Market Briefs (Feb. 24-28, 2003)

3 March 2003

Paddy Power Posts Gains in Turnover and Gross Win Percentage

Paddy Power's (PAP) preliminary results for 2002 indicate record turnover, operating profit and earnings per share for the year ending Dec. 31, 2002. The company's online gambling business is posting significant gains in turnover and gross win percentage, said Stewart Kenny, the chairman of the board of directors.

Turnover from all betting operations, including the group's 132 betting shops in Ireland and the United Kingdom, telephone betting and online betting was EUR 673.8 million, a 46 percent increase from last year's figure of EUR 461.1 million. Operating profit was up 101 percent, to EUR 17.1 million from EUR 8.5 million in 2001. John O'Reilly, chief executive, said the company experienced a record year.

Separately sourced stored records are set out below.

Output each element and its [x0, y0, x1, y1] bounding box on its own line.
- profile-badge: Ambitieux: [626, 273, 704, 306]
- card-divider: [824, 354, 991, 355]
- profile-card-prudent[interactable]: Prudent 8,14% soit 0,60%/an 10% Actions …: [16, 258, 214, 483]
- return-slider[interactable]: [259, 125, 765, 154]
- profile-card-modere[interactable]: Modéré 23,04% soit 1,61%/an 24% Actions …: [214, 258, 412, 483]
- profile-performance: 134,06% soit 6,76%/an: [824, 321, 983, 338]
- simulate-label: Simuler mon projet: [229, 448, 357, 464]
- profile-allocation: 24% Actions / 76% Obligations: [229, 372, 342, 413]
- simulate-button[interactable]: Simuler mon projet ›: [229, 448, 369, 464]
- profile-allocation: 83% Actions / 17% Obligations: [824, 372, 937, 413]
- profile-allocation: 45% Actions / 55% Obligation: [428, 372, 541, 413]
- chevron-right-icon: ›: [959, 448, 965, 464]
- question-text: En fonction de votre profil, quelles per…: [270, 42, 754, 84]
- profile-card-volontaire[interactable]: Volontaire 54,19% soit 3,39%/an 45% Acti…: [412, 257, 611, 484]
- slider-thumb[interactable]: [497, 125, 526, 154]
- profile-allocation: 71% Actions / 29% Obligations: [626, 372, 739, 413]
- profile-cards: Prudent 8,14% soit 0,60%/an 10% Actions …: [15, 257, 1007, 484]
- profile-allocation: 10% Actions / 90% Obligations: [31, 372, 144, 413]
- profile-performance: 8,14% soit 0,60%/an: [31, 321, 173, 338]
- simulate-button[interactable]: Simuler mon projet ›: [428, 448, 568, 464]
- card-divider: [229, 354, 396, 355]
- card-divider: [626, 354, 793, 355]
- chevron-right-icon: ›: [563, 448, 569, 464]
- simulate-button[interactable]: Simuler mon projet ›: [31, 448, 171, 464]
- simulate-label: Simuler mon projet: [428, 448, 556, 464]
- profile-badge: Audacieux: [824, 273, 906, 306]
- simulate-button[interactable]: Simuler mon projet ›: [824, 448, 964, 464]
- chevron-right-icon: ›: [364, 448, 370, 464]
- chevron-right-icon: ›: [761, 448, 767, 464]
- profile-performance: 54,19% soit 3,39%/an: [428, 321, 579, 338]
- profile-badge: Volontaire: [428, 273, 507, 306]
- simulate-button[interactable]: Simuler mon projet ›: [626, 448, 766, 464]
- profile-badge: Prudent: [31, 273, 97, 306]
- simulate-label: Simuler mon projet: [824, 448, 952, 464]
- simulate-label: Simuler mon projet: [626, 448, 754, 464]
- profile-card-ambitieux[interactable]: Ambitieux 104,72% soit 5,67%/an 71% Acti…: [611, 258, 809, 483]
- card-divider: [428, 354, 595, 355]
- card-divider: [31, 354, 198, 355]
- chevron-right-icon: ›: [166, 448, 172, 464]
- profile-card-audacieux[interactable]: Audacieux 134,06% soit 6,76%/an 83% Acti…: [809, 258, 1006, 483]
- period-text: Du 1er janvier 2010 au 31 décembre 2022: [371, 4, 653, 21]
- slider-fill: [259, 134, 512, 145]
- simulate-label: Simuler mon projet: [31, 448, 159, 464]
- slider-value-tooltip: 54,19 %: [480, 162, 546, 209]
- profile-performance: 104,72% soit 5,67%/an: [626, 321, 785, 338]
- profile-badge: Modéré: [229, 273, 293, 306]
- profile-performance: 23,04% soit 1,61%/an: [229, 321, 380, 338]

"Driven by our focus on customer service and innovative product, we have continued to see strong growth in all channels of our core Irish business where there remain significant further opportunities for expansion," he said.

In terms of online betting, Paddy Power has more online customers who are betting more frequently than in 2001. The company had 29,660 active users at the end of 2002, compared with 14,758 active users at the end of 2001. The number of registered users has grown from 42,431 in 2001 to 121,327 in 2002. Customers are considered "active" if they have placed at least one bet in the last three months. The number of times an average active customer bets per month has grown to 13 times from 9 times in 2001.

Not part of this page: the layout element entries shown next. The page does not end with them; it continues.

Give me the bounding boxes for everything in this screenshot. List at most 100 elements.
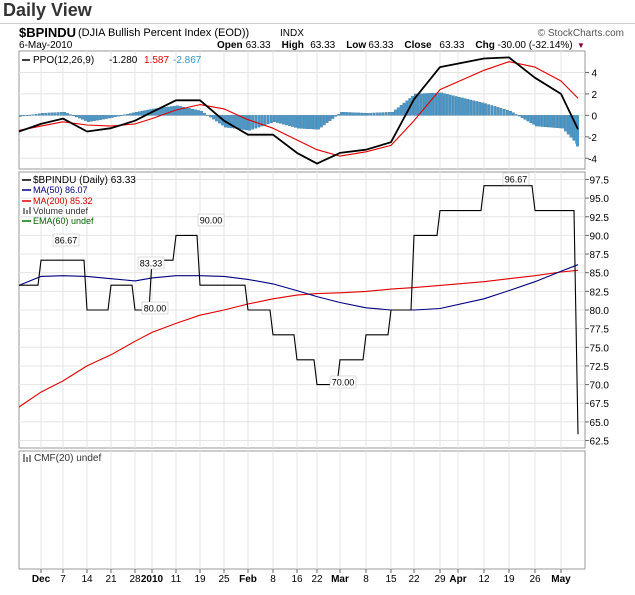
ppo-histogram-bar — [535, 115, 538, 127]
ppo-histogram-bar — [496, 107, 500, 116]
ppo-histogram-bar — [523, 115, 527, 120]
price-ytick-label: 77.5 — [590, 325, 610, 336]
ppo-histogram-bar — [502, 109, 506, 116]
ppo-histogram-bar — [34, 113, 38, 116]
ppo-histogram-bar — [558, 115, 561, 129]
ppo-histogram-bar — [317, 115, 320, 130]
ppo-histogram-bar — [357, 112, 361, 116]
ppo-histogram-bar — [291, 115, 294, 127]
ppo-histogram-bar — [552, 115, 556, 128]
quote-date: 6-May-2010 — [19, 40, 73, 51]
quote-label: Close — [404, 40, 432, 51]
ppo-histogram-bar — [78, 115, 81, 119]
ppo-histogram-bar — [41, 113, 44, 116]
ppo-histogram-bar — [475, 101, 479, 116]
ppo-histogram-bar — [297, 115, 300, 129]
watermark: © StockCharts.com — [538, 28, 624, 39]
ppo-histogram-bar — [257, 115, 261, 128]
signal-legend-value: 1.587 — [144, 55, 169, 66]
ppo-legend-name: PPO(12,26,9) — [33, 55, 94, 66]
x-tick-label: 21 — [105, 574, 117, 585]
ppo-histogram-bar — [348, 112, 352, 116]
x-tick-label: 2010 — [141, 574, 164, 585]
price-ytick-label: 90.0 — [590, 231, 610, 242]
x-tick-label: 25 — [218, 574, 230, 585]
ppo-histogram-bar — [493, 106, 497, 116]
ppo-histogram-bar — [203, 112, 206, 116]
ppo-histogram-bar — [93, 115, 96, 121]
volume-legend: Volume undef — [33, 206, 89, 216]
ppo-histogram-bar — [576, 115, 579, 147]
quote-value: 63.33 — [310, 40, 335, 51]
ppo-histogram-bar — [38, 113, 41, 116]
ppo-histogram-bar — [499, 108, 503, 116]
ppo-histogram-bar — [263, 115, 267, 126]
ppo-histogram-bar — [137, 111, 141, 116]
ppo-ytick-label: -4 — [588, 154, 597, 165]
x-tick-label: 22 — [311, 574, 323, 585]
ppo-histogram-bar — [506, 109, 509, 116]
ppo-histogram-bar — [378, 112, 382, 116]
x-tick-label: 22 — [408, 574, 420, 585]
ppo-histogram-bar — [549, 115, 553, 128]
ppo-histogram-bar — [563, 115, 567, 132]
ppo-histogram-bar — [90, 115, 93, 122]
ppo-histogram-bar — [273, 115, 276, 122]
ppo-histogram-bar — [102, 115, 105, 120]
cmf-panel: CMF(20) undef — [18, 450, 586, 570]
ppo-histogram-bar — [182, 106, 185, 116]
ppo-histogram-bar — [331, 115, 335, 119]
ppo-histogram-bar — [108, 115, 111, 119]
ppo-histogram-bar — [345, 112, 349, 116]
x-tick-label: 29 — [434, 574, 446, 585]
quote-value: -30.00 (-32.14%) — [498, 40, 573, 51]
price-annotation-box — [52, 233, 80, 247]
price-ytick-label: 92.5 — [590, 213, 610, 224]
price-legend: $BPINDU (Daily) 63.33 — [33, 175, 136, 186]
ppo-histogram-bar — [417, 93, 420, 116]
ppo-histogram-bar — [179, 106, 182, 116]
price-annotation-box — [141, 301, 169, 315]
x-tick-label: 11 — [171, 574, 182, 585]
price-annotation-box — [502, 172, 530, 186]
ppo-histogram-bar — [308, 115, 312, 129]
ppo-histogram-bar — [50, 112, 54, 116]
x-tick-label: 15 — [385, 574, 397, 585]
ppo-histogram-bar — [325, 115, 329, 124]
x-tick-label: 28 — [129, 574, 141, 585]
cmf-icon — [23, 454, 31, 462]
ppo-histogram-bar — [509, 110, 512, 116]
ppo-histogram-bar — [490, 105, 494, 116]
ppo-histogram-bar — [434, 92, 438, 116]
ppo-histogram-bar — [305, 115, 309, 129]
ppo-histogram-bar — [167, 106, 170, 116]
ppo-histogram-bar — [197, 110, 200, 116]
ppo-histogram-bar — [126, 114, 129, 116]
ppo-histogram-bar — [230, 115, 233, 129]
ppo-histogram-bar — [532, 115, 535, 125]
ppo-histogram-bar — [63, 111, 66, 116]
price-annotation-box — [329, 375, 357, 389]
ppo-histogram-bar — [381, 112, 385, 116]
ppo-histogram-bar — [129, 113, 132, 116]
ppo-histogram-bar — [191, 108, 194, 116]
ma50-legend: MA(50) 86.07 — [33, 185, 88, 195]
ppo-histogram-bar — [215, 115, 218, 122]
price-annotation: 86.67 — [55, 236, 78, 246]
price-annotation: 80.00 — [144, 304, 167, 314]
index-name: (DJIA Bullish Percent Index (EOD)) — [78, 27, 249, 39]
ppo-histogram-bar — [212, 115, 215, 120]
quote-label: Open — [217, 40, 243, 51]
ppo-histogram-bar — [540, 115, 544, 127]
ppo-histogram-bar — [526, 115, 530, 122]
ppo-histogram-bar — [96, 115, 99, 121]
ppo-histogram-bar — [31, 114, 35, 116]
ppo-histogram-bar — [320, 115, 323, 128]
ppo-histogram-bar — [276, 115, 279, 123]
ppo-histogram-bar — [414, 93, 417, 116]
ppo-histogram-bar — [285, 115, 288, 126]
title-divider — [0, 23, 635, 24]
price-ytick-label: 80.0 — [590, 306, 610, 317]
ppo-histogram-bar — [294, 115, 297, 128]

While the number of online customers has grown substantially, the average bet has decreased six percent during the year to EUR 26.63 from EUR 28.20. Despite that, the company feels that its online brand is spearheading brand awareness in the United Kingdom, where the online betting business is growing swiftly.

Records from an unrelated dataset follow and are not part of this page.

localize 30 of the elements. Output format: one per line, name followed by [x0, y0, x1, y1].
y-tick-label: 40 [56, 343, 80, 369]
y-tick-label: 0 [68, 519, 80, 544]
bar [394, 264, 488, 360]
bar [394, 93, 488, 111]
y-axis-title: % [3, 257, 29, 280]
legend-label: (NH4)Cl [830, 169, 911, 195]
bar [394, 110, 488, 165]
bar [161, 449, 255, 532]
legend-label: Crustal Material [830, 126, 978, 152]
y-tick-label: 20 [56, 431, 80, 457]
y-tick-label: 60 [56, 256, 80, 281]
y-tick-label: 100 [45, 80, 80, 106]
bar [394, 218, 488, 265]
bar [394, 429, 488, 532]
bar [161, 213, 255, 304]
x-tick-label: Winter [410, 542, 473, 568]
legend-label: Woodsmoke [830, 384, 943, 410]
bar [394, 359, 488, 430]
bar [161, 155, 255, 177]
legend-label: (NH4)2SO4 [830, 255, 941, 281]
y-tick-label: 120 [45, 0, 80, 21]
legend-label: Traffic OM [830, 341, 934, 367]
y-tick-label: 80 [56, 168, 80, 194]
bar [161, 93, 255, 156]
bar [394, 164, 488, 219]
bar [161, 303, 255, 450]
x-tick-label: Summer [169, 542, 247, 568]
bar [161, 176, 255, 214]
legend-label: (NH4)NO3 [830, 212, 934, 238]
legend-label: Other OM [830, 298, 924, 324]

Total gross margin – the amount bet minus the customers' winnings – increased by 11.43 percent for the whole group. The online betting division increased its gross margin to 8.18 percent from 6.42 percent in 2001.

dot com Entertainment Group Reports on "Transitional" Year

Internet casino software provider dot com Entertainment Group Inc. (OTCBB: DCEG) is reporting revenue of $3.5 million for the year ended Dec. 21, 2002. That figure compares to revenue of $3.8 million last year.

The Toronto-based company, along with its affiliate partner, Parlay Entertainment Ltd., said performance during the last year reflects a number of organizational changes. David Outhwaite, CEO, calls 2002 a "transitional" year.

"While the short-term impact of these initiatives is reflected in our 2002 results, we're confident that DCEG is now positioned for strong performance in a growing market in 2003 and beyond," he said.

Those organizational changes included Parley increasing its licensee base by 88 percent, introducing a standardized licensing fee structure, implementing a tax-efficient corporate structure and strengthening the board of directors and senior management team.

Parlay increased its list of customers to 17 licensees, up from nine. The company also increased the number of gaming systems licensed from eight to 27.

Expenses, including non-recurring charges, were $3.3 million in 2002, compared with $2.6 million in 2001. The non-recurring charges included approximately $550,000 having to do with corporate restructuring and legal settlements.

Youbet.com Management Updates Shareholders

Youbet.com Inc. (UBET) issued an update to its shareholders this week outlining what the company has accomplished in the last year and announcing staffing changes.

David Marshall used the letter to announce that his role at the company will be changing. Marshall co-founded Youbet.com in 1987 and stayed with it until 1999. He returned in March of 2002 to help engineer its return to profitability. Marshall said he will continue as a member of the executive committee of the board of directors and that Chuck Champion, currently the COO, will move into the position of chief executive. Marshall said Champion, who was formerly in the publishing industry, has "proven to be a highly competent manager and leader."

"He has learned the industry, knows and is respected by the key players, and is ready to take responsibility for all the deliverables at Youbet.com," Marshall said of Champion.

Marshall went on to write that since March of last year, Youbet.com has increased wagering volume, cut operating costs and reduced cash burn. The online horse race wagering company has also added online withdrawals to ExpressCash, its two-way electronic check processing service, launched a new homepage, increased the number of tracks it covers and processed its 25 millionth wager.

"The U.S. market for horse race betting is over $17.2 billion, which gives us room to grow domestically," Marshall said. "The overseas market – at about $100 billion – represents a significant opportunity for Youbet.com as we begin to develop and deploy our international strategy."